Di tahun 2016 ini, LSI Design Contest mengangkat tema &pos;Human Detection System melalui image processing'. Peserta diminta untuk merancang sistem VLSI yang ringkas, efisien, dan cepat untuk mendeteksi adanya manusia dalam sebuah gambar berdasarkan sampel-sampel tertentu. Sebanyak 13 tim yang lolos tahap pertama diundang ke Okinawa untuk mempresentasikan desain terbaiknya. Sparkle Ganesha lolos ke final dengan desain berjudul "FPGA Implementation of Queue Counter using Template Matching with Sum of Absolute Difference Algorithm."
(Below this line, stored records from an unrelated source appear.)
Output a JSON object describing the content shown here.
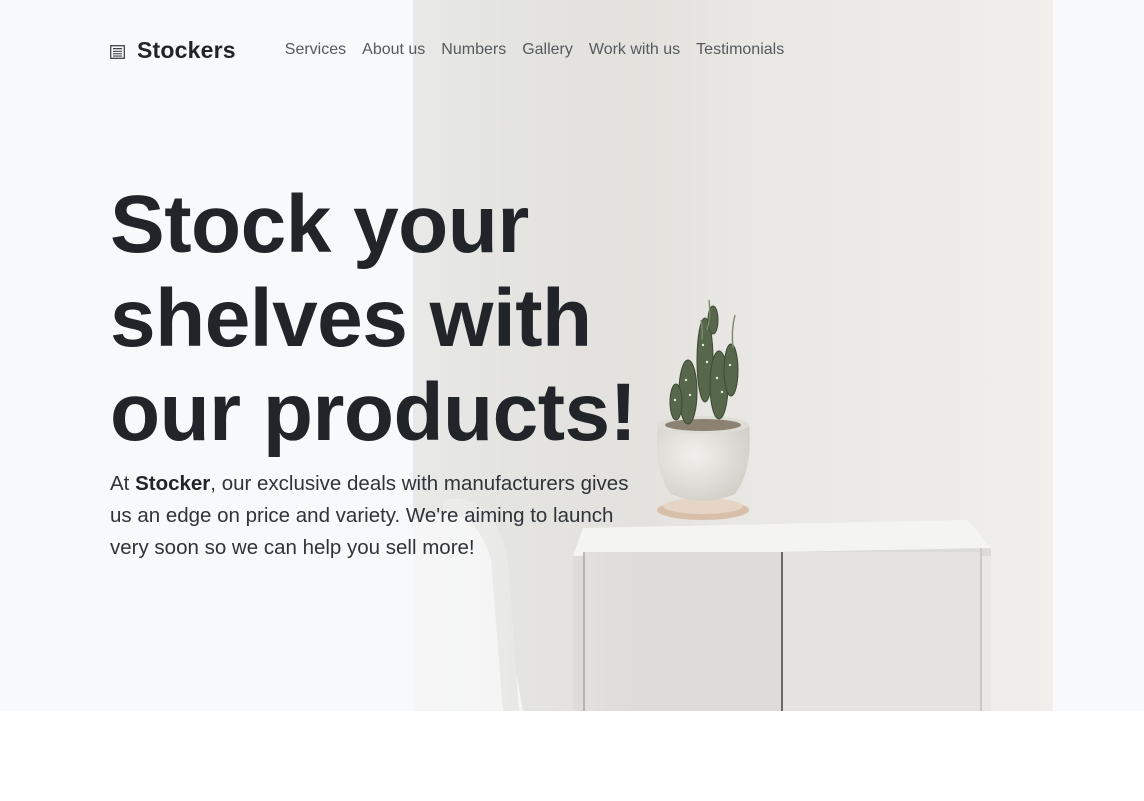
{
  "brand": {
    "icon": "newspaper-icon",
    "name": "Stockers"
  },
  "nav": {
    "items": [
      {
        "label": "Services"
      },
      {
        "label": "About us"
      },
      {
        "label": "Numbers"
      },
      {
        "label": "Gallery"
      },
      {
        "label": "Work with us"
      },
      {
        "label": "Testimonials"
      }
    ]
  },
  "hero": {
    "headline_lines": [
      "Stock your",
      "shelves with",
      "our products!"
    ],
    "lead_prefix": "At ",
    "lead_brand": "Stocker",
    "lead_text": ", our exclusive deals with manufacturers gives us an edge on price and variety. We're aiming to launch very soon so we can help you sell more!"
  },
  "colors": {
    "text_dark": "#212529",
    "nav_text": "#555a5f",
    "hero_bg": "#f8f9fb"
  }
}
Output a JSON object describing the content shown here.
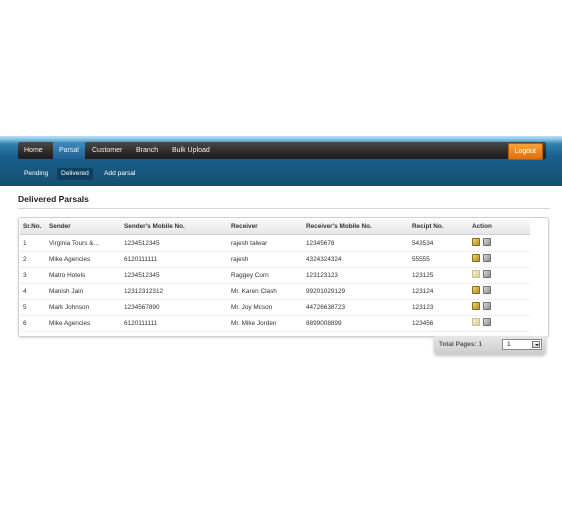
{
  "nav": {
    "items": [
      {
        "label": "Home"
      },
      {
        "label": "Parsal"
      },
      {
        "label": "Customer"
      },
      {
        "label": "Branch"
      },
      {
        "label": "Bulk Upload"
      }
    ],
    "active": "Parsal",
    "logout_label": "Logout",
    "accent_color": "#e87f17"
  },
  "subnav": {
    "items": [
      {
        "label": "Pending"
      },
      {
        "label": "Delivered"
      },
      {
        "label": "Add parsal"
      }
    ],
    "active": "Delivered"
  },
  "page": {
    "title": "Delivered Parsals"
  },
  "table": {
    "columns": [
      "Sr.No.",
      "Sender",
      "Sender's Mobile No.",
      "Receiver",
      "Receiver's Mobile No.",
      "Recipt No.",
      "Action"
    ],
    "rows": [
      {
        "sr": "1",
        "sender": "Virginia Tours &...",
        "sender_mobile": "1234512345",
        "receiver": "rajesh talwar",
        "receiver_mobile": "12345678",
        "receipt": "543534"
      },
      {
        "sr": "2",
        "sender": "Mike Agencies",
        "sender_mobile": "6120111111",
        "receiver": "rajesh",
        "receiver_mobile": "4324324324",
        "receipt": "55555"
      },
      {
        "sr": "3",
        "sender": "Matro Hotels",
        "sender_mobile": "1234512345",
        "receiver": "Raggey Corn",
        "receiver_mobile": "123123123",
        "receipt": "123125"
      },
      {
        "sr": "4",
        "sender": "Manish Jain",
        "sender_mobile": "12312312312",
        "receiver": "Mr. Karen Clash",
        "receiver_mobile": "99201029129",
        "receipt": "123124"
      },
      {
        "sr": "5",
        "sender": "Mark Johnson",
        "sender_mobile": "1234567890",
        "receiver": "Mr. Joy Mcson",
        "receiver_mobile": "44726638723",
        "receipt": "123123"
      },
      {
        "sr": "6",
        "sender": "Mike Agencies",
        "sender_mobile": "6120111111",
        "receiver": "Mr. Mike Jorden",
        "receiver_mobile": "8899008899",
        "receipt": "123456"
      }
    ],
    "action_icons": [
      "edit-icon",
      "delete-icon"
    ]
  },
  "pager": {
    "label": "Total Pages:",
    "total": "1",
    "selected": "1"
  }
}
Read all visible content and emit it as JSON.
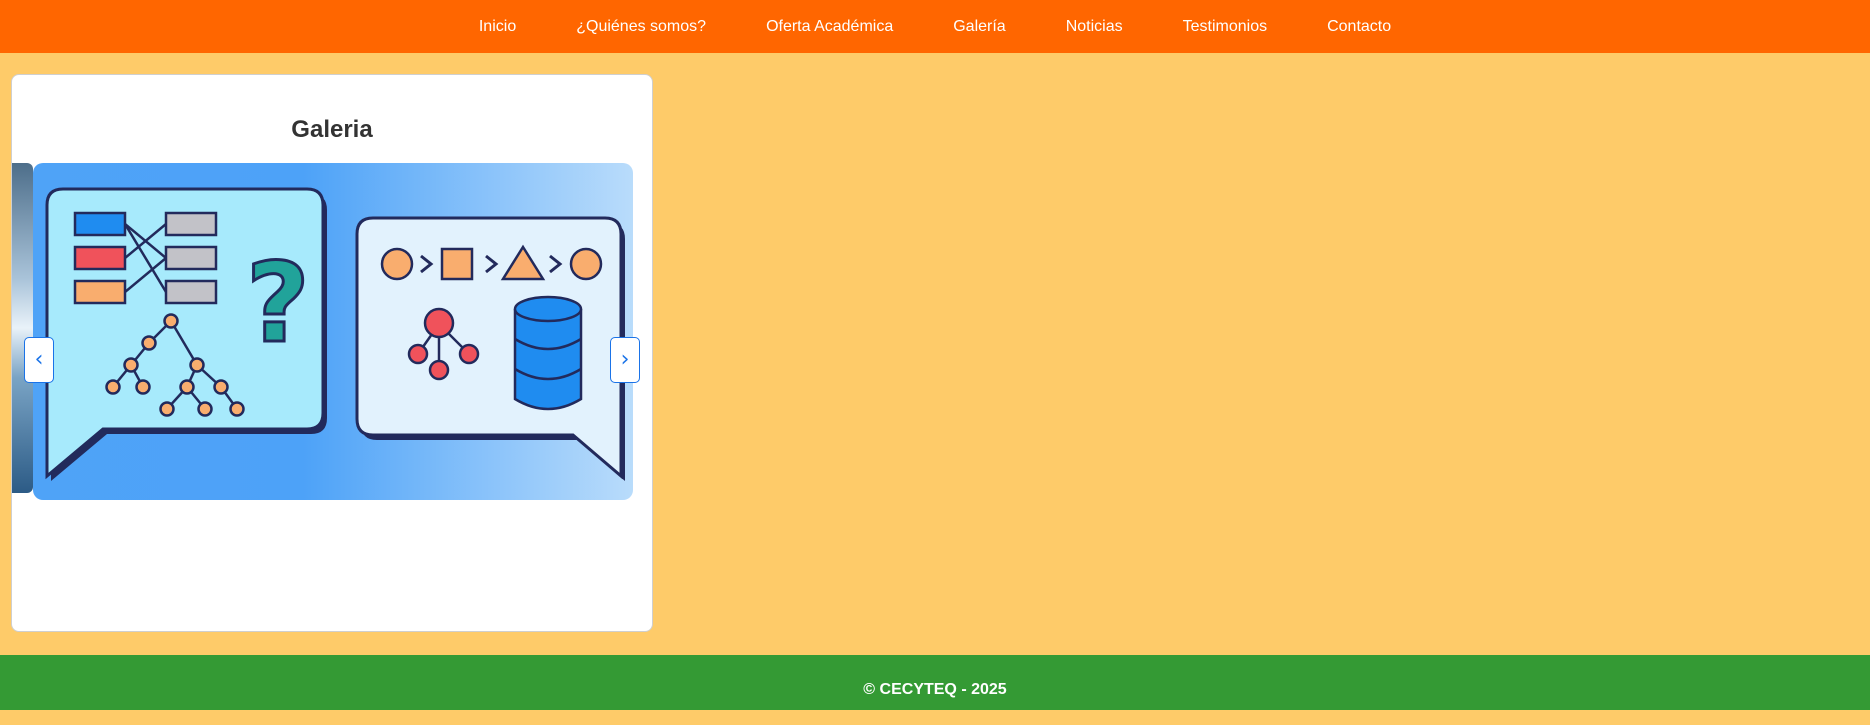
{
  "nav": {
    "items": [
      {
        "label": "Inicio"
      },
      {
        "label": "¿Quiénes somos?"
      },
      {
        "label": "Oferta Académica"
      },
      {
        "label": "Galería"
      },
      {
        "label": "Noticias"
      },
      {
        "label": "Testimonios"
      },
      {
        "label": "Contacto"
      }
    ]
  },
  "gallery": {
    "title": "Galeria",
    "prev_label": "‹",
    "next_label": "›"
  },
  "footer": {
    "text": "© CECYTEQ - 2025"
  },
  "colors": {
    "nav_bg": "#ff6600",
    "page_bg": "#fecb69",
    "footer_bg": "#349a34",
    "carousel_control": "#1a73e8"
  }
}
Lika-liku Berkompetisi di Luar Negeri

Tidaklah mudah jalan yang sudah dilalui Mahendra dan Sparkle Ganesha. Salah satu tantangan yang mereka alami adalah ketidaksesuaian tema lomba dengan keilmuan yang diajari pada saat kuliah. Tema pada LSI Design Contest adalah image processing, sesuatu yang tidak mereka pelajari di kuliah. Sehingga mereka harus mempelajari dasar-dasar image processing dari awal.

Masalah keuangan juga sempat menjadi rintangan bagi Sparkle Ganesha. Pihak panitia hanya menyediakan biaya akomodasi untuk 1 orang, sedangkan 1 tim terdiri dari 3 orang. Normalnya, pihak fakultas bersedia memberikan bantuan dana. Namun, saat itu dana tidak mencukupi karena tidak hanya tim mereka yang membutuhkan bantuan. Namun, bagi Mahendra, tantangan terbesar yang dialaminya adalah membagi waktu antara menyelesaikan tugas akhir, mencari dana, mengerjakan implementasi desain, dan bekerja.

Menurut Mahendra, membuat desain rangkaian yang mampu memproses gambar dengan cepat namun berukuran ringkas sangatlah sulit. Selain itu, sebagian besar dari kompetitor sudah bergelar sarjana, bukan mahasiswa. Namun, desain yang diajukan Sparkle Ganesha ternyata memiliki keunggulan tersendiri. Desain mereka fokus pada optimasi arsitektur dan kecepatan kerja, yang didapatkan dengan menggunakan sejumlah gerbang logika yang bekerja secara paralel untuk mencocokkan gambar dengan sampel. Desain ini mampu untuk bekerja dan mendeteksi manusia dalam suatu gambar dalam waktu kurang dari 3 detik.

"Awalnya kami tidak menyangka bisa lolos, namun kami bisa lolos berkat desain kami yang memang kerjanya cukup cepat dan area yang digunakan pun tergolong tidak terlalu luas," tutur Mahendra. "Menurut kami, ini adalah lomba IC design, oleh karenanya kami sengaja memutuskan untuk fokus pada kedua hal tersebut. Dosen kami juga berpendapat demikian."

Kenangan Manis dari Negeri Sakura

Ada banyak pengalaman unik yang dialami Mahendra dan rekannya dalam proses mengikuti lomba. Karena waktu yang sempit, Sparkle Ganesha tidak mengubah desain rangkaian yang dibuat pada ujian Perancangan VLSI sebelum dikumpulkan untuk penilaian berkas. Kejadian unik yang lain terjadi di Jepang. Secara prosedural, tiap jurnal finalis akan dibukukan menjadi satu. Namun, yang mengejutkan ialah saat itu bukan karya mereka yang tercantum, melainkan karya tim ITB lain yang tidak lolos tahap penilaian berkas. "Panik, jangan-jangan yang harusnya berangkat bukan kami," kenang Mahendra. Setelah diklarifikasi, panitia menyatakan adanya kekeliruan pencetakan karya karena judul yang sangat mirip.

Mahendra berpesan untuk mahasiswa yang ingin mengikuti lomba ini untuk mengambil kuliah yang berhubungan dengan topik lomba yang akan diambil, khususnya kuliah perancangan VLSI. Walaupun mata kuliah tersebut tidak akan memandu mahasiswa sepenuhnya, namun kuliah tersebut akan memberikan teori-teori dasar dan gambaran umum mengenai VLSI. "Jangan takut mencoba, karena kalau kamu tidak mencoba, kamu sudah pasti gagal. Kalau kamu mencoba, kamu masih punya peluang untuk berhasil," tutup Mahendra.